Kangaroo Bond Costs Drop as Aussie Banks Binge on Foreign Moneyby and
Aussie dollar basis swap climbs as lenders sell offshore bonds
Foreign issuance in Australia running 41% slower than in 2015
Australian bonds are starting to look more attractive to issuers from overseas after the so-called Kangaroo market had its slowest start to a year since 2009.
Foreign borrowers raising money Down Under are getting a more attractive rate to shift funds out of the Australian currency after a flurry of issuance by domestic banks in dollars and euros drove up the cross-currency basis swap. The 10-year Aussie dollar basis swap, which measures the discount Kangaroo borrowers receive, climbed to a six-month high after Westpac Banking Corp., Commonwealth Bank of Australia, Australia & New Zealand Banking Group Ltd. and National Australia Bank Ltd. all tapped offshore bond markets.
“The conditions are right on the issuance side at least, though obviously there still needs to be investor demand,” Ken Crompton, a Sydney-based fixed-income analyst at Deutsche Bank AG, said. “The frequency of deals has ticked up, although sometimes Kangaroo issuers take a little while to ramp up their program if conditions for Aussie issuance change quickly.”
Bond sales in Australia by international borrowers have slumped 41 percent this year to A$10.7 billion ($7.8 billion), data compiled by Bloomberg showed as of May 18. By contrast, offerings in foreign markets by Australian issuers climbed 4.4 percent to $36.9 billion.

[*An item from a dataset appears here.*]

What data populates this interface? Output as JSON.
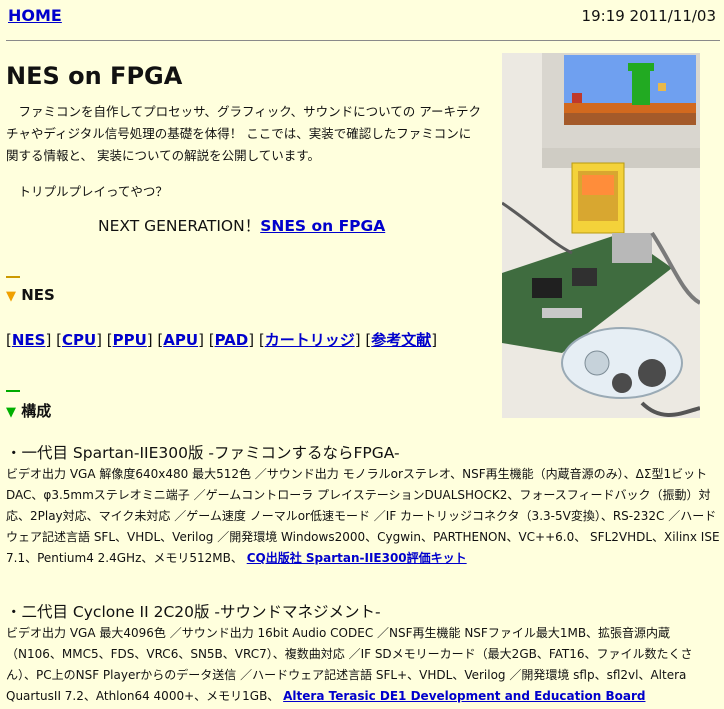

The 10-year basis swap has rebounded since dropping to a four-year low of 9 basis points in January and was at 22 basis points as of 11:15 a.m. on Wednesday in Sydney.
The Kangaroo bond market is dominated by highly rated quasi-government borrowers such as Landwirtschaftliche Rentenbank and Inter-American Development Bank, although commercial banks and non-financial companies also raise funding in the market. Most of the deals over April and May have been A$100 million or less. German development lender KFW has been the leading issuer of Kangaroo bonds since Dec. 31, followed by the International Bank for Reconstruction & Development and Canada’s Toronto-Dominion Bank.
“For the supranationals, the move we’ve seen recently in the basis makes it look a bit more attractive and I’m having more conversations with borrowers this week than I was last week,” said Oliver Holt, the head of Australian dollar-debt syndicate at Nomura Holdings Inc. in Singapore. “For financials and corporates it’s a more moderate tailwind.”
The recent spurt of issuance by Australian borrowers follows the release of profit figures by the major banks earlier this month and was led by Westpac’s five-part $4 billion offering. NAB’s issuance has included a 1.75 billion euro ($2 billion) transaction, while ANZ did a $1.5 billion deal and CBA placed a $1 billion offering.
While issuers may appear more willing, investors still need to come to the party.
Deutsche Bank estimates that demand may pick up, with the Bloomberg AusBond Composite Index poised for its biggest-ever rebalancing-related lengthening as A$19 billion of debt matures and new bonds are added. In addition, a weakened Australian dollar may boost offshore demand for the paper.
“There should be a lot of demand for duration, particularly toward the end of the month and that may coax people out of that preferred five-year bucket,” Crompton said. “Recent weakness in the Aussie dollar may also stir demand for Australian bonds from offshore investors, although the strength of that relationship over the past year has been mixed.”